Christmas is the feast for the fatigued and the frayed, writes Patty Fawkner, because God is with us in the actual reality, not the fairy tale version, of our lives.
By Patty Fawkner SGS
Only once have I enjoyed a northern hemisphere Christmas. There was something magical about lights gleaming off the snow, and Christmas songs describing wintry manger scenes made sense. Christmas didn’t coincide with the end of the academic year, and this too contributed to a slower more reflective season of Advent.
Here in the southern hemisphere, or in Australia at least, added pressures during the Christmas season seem inbuilt, perhaps symbolised by the Top End’s ‘build up’, the ever increasing uncomfortable pre-monsoonal season.
As the weather gets warmer we get busier, and the thought of gearing up for another Christmas seems more daunting than ever. Everywhere I look I see people who are fatigued and frayed by experience of drought, bush-fires, swotting for exams, the relentless balancing act of home and work, simply getting along with each other, or coping with the ordinary stresses of everyday life on top of which we have the countless rounds of end of year celebrations.
It occurs to me that there is something ‘right’ about our southern hemisphere experience because Christmas is the feast for the frayed and fatigued.
It was so from the beginning. Surely Mary and Joseph’s arduous journey to Bethlehem with Mary at full-term, their frantic search for accommodation and their pending refugee status, belies the romanticism that so often couches the re-telling of the Christmas narrative.
North, South, East or West: the core Christmas message endures. This tiny baby is Emmanuel, a name which means ‘God is with us’. God is with us in the actual reality, not the fairy tale version, of our lives. In Jesus, the human and the divine become one in a unique way. Jesus becomes fully human – not pretend human – not just taking on human flesh, but becoming human flesh.

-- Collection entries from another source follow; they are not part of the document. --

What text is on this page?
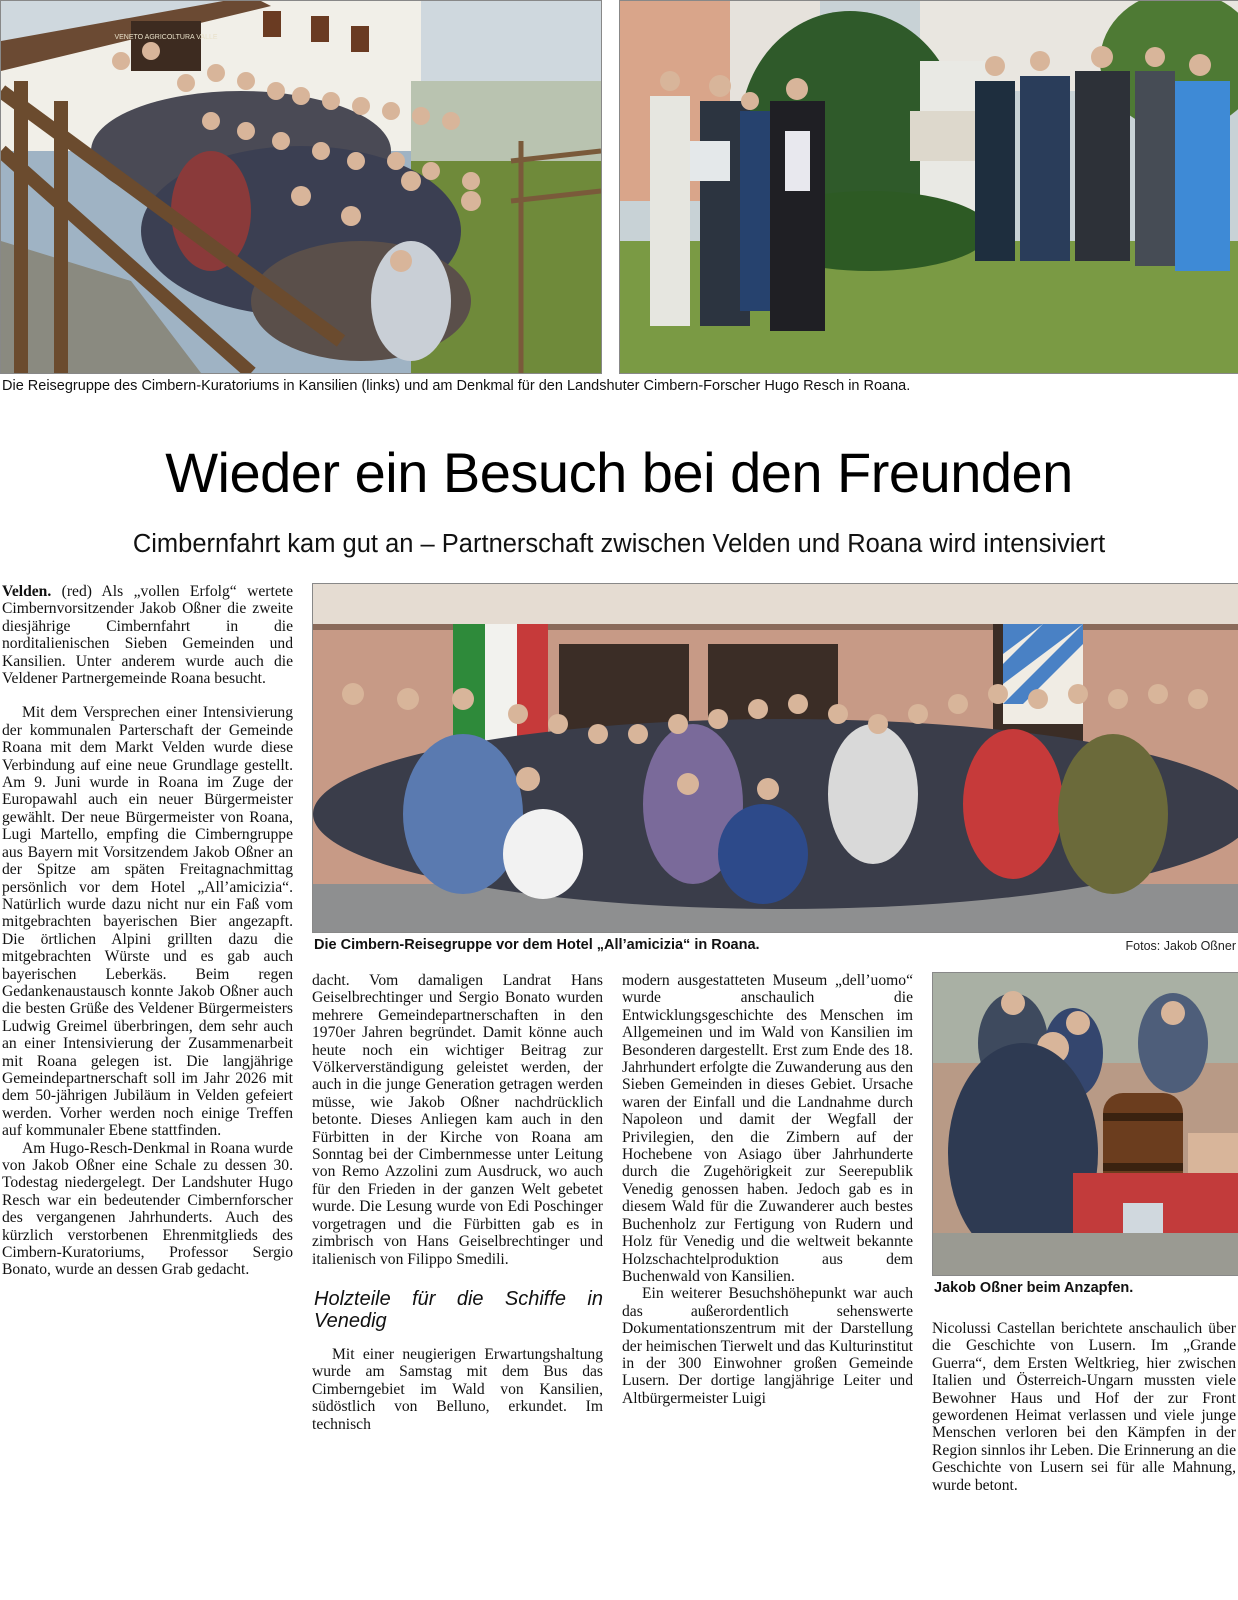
VENETO AGRICOLTURA VALLE
Die Reisegruppe des Cimbern-Kuratoriums in Kansilien (links) und am Denkmal für den Landshuter Cimbern-Forscher Hugo Resch in Roana.
Wieder ein Besuch bei den Freunden
Cimbernfahrt kam gut an – Partnerschaft zwischen Velden und Roana wird intensiviert

Velden. (red) Als „vollen Erfolg“ wertete Cimbernvorsitzender Jakob Oßner die zweite diesjährige Cimbernfahrt in die norditalienischen Sieben Gemeinden und Kansilien. Unter anderem wurde auch die Veldener Partnergemeinde Roana besucht.

Mit dem Versprechen einer Intensivierung der kommunalen Parterschaft der Gemeinde Roana mit dem Markt Velden wurde diese Verbindung auf eine neue Grundlage gestellt. Am 9. Juni wurde in Roana im Zuge der Europawahl auch ein neuer Bürgermeister gewählt. Der neue Bürgermeister von Roana, Lugi Martello, empfing die Cimberngruppe aus Bayern mit Vorsitzendem Jakob Oßner an der Spitze am späten Freitagnachmittag persönlich vor dem Hotel „All’amicizia“. Natürlich wurde dazu nicht nur ein Faß vom mitgebrachten bayerischen Bier angezapft. Die örtlichen Alpini grillten dazu die mitgebrachten Würste und es gab auch bayerischen Leberkäs. Beim regen Gedankenaustausch konnte Jakob Oßner auch die besten Grüße des Veldener Bürgermeisters Ludwig Greimel überbringen, dem sehr auch an einer Intensivierung der Zusammenarbeit mit Roana gelegen ist. Die langjährige Gemeindepartnerschaft soll im Jahr 2026 mit dem 50-jährigen Jubiläum in Velden gefeiert werden. Vorher werden noch einige Treffen auf kommunaler Ebene stattfinden.

Am Hugo-Resch-Denkmal in Roana wurde von Jakob Oßner eine Schale zu dessen 30. Todestag niedergelegt. Der Landshuter Hugo Resch war ein bedeutender Cimbernforscher des vergangenen Jahrhunderts. Auch des kürzlich verstorbenen Ehrenmitglieds des Cimbern-Kuratoriums, Professor Sergio Bonato, wurde an dessen Grab gedacht.

Die Cimbern-Reisegruppe vor dem Hotel „All’amicizia“ in Roana.	Fotos: Jakob Oßner

dacht. Vom damaligen Landrat Hans Geiselbrechtinger und Sergio Bonato wurden mehrere Gemeindepartnerschaften in den 1970er Jahren begründet. Damit könne auch heute noch ein wichtiger Beitrag zur Völkerverständigung geleistet werden, der auch in die junge Generation getragen werden müsse, wie Jakob Oßner nachdrücklich betonte. Dieses Anliegen kam auch in den Fürbitten in der Kirche von Roana am Sonntag bei der Cimbernmesse unter Leitung von Remo Azzolini zum Ausdruck, wo auch für den Frieden in der ganzen Welt gebetet wurde. Die Lesung wurde von Edi Poschinger vorgetragen und die Fürbitten gab es in zimbrisch von Hans Geiselbrechtinger und italienisch von Filippo Smedili.

Holzteile für die Schiffe in Venedig

Mit einer neugierigen Erwartungshaltung wurde am Samstag mit dem Bus das Cimberngebiet im Wald von Kansilien, südöstlich von Belluno, erkundet. Im technisch

modern ausgestatteten Museum „dell’uomo“ wurde anschaulich die Entwicklungsgeschichte des Menschen im Allgemeinen und im Wald von Kansilien im Besonderen dargestellt. Erst zum Ende des 18. Jahrhundert erfolgte die Zuwanderung aus den Sieben Gemeinden in dieses Gebiet. Ursache waren der Einfall und die Landnahme durch Napoleon und damit der Wegfall der Privilegien, den die Zimbern auf der Hochebene von Asiago über Jahrhunderte durch die Zugehörigkeit zur Seerepublik Venedig genossen haben. Jedoch gab es in diesem Wald für die Zuwanderer auch bestes Buchenholz zur Fertigung von Rudern und Holz für Venedig und die weltweit bekannte Holzschachtelproduktion aus dem Buchenwald von Kansilien.

Ein weiterer Besuchshöhepunkt war auch das außerordentlich sehenswerte Dokumentationszentrum mit der Darstellung der heimischen Tierwelt und das Kulturinstitut in der 300 Einwohner großen Gemeinde Lusern. Der dortige langjährige Leiter und Altbürgermeister Luigi

Jakob Oßner beim Anzapfen.

Nicolussi Castellan berichtete anschaulich über die Geschichte von Lusern. Im „Grande Guerra“, dem Ersten Weltkrieg, hier zwischen Italien und Österreich-Ungarn mussten viele Bewohner Haus und Hof der zur Front gewordenen Heimat verlassen und viele junge Menschen verloren bei den Kämpfen in der Region sinnlos ihr Leben. Die Erinnerung an die Geschichte von Lusern sei für alle Mahnung, wurde betont.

Inevitably, Jesus experienced fatigue and fragility because they are intrinsic to our humanity. He experienced the full range of human emotions: of joy and delight, of neediness, frustration, disappointment, stress and misunderstanding – all those emotions that may get heightened around Christmas.
Christmas celebrates Jesus as God’s gift to the world. His becoming one of us is the climax of God’s self-communicating love, first revealed in Creation and now in Incarnation. He becomes one of us and is with us in all the joys and anxieties of our lives.
Karl Rahner, the giant of twentieth-century theology, helps me better understand the meaning of the feast of Christmas and my human experience of Christmas. “Theology,” Rahner says, “is eternally anthropology”. Any understanding of who God is tells us who we are; any understanding of what it means to be human helps me understand who God is. Our human experience in all its dimensions is the locus of the divine. “The human person is the question to which God is the answer.” God is the answer to our human neediness, our desire, our sense of incompleteness, our search for meaning. Christmas invites us to celebrate God’s presence in all the demands of life.
Christmas reminds us that we are never alone. “Christ is travelling with us”, says spiritual writer, Ronald Rolheiser. “In Jesus, God has made Godself neighbour to humanity.” From the perspective of my religious congregation, I say that in Jesus, God becomes Good Samaritan to humanity, binding up our wounds with the wine of God’s mercy and the oil of God’s compassion.
Christmas is a celebration of love. We are so wonderfully loved that God longs never to be separated from us, no matter what our emotional or spiritual state. God gives, and continues to give Godself in love.
My spiritual director recently shared an insight with me. “God is not the object of my loving; God is the subject of my experience of love,” he said. Think about that. Wherever there is love, there is God. Wherever there is no love, we experience the thirst and hunger for God.
As I approach Christmas, I acknowledge my tiredness and my sense of incompleteness. I acknowledge the evil, sin and pain in our world. Christmas doesn’t abolish any of this; however, it does give us reason for hope and reason for joy.
Rahner says God’s message to us is the source of our joy and our hope:
I am here. I am with you.
I am your life.
I am your time.
My love is unconquerable.
I am here.
It is Christmas.
Light the Candles!
They have more right to exist
than all the darkness.
It is Christmas –
Christmas that lasts forever.
It is Christmas. Fatigued and frayed you may feel, but all the more reason to light the candles!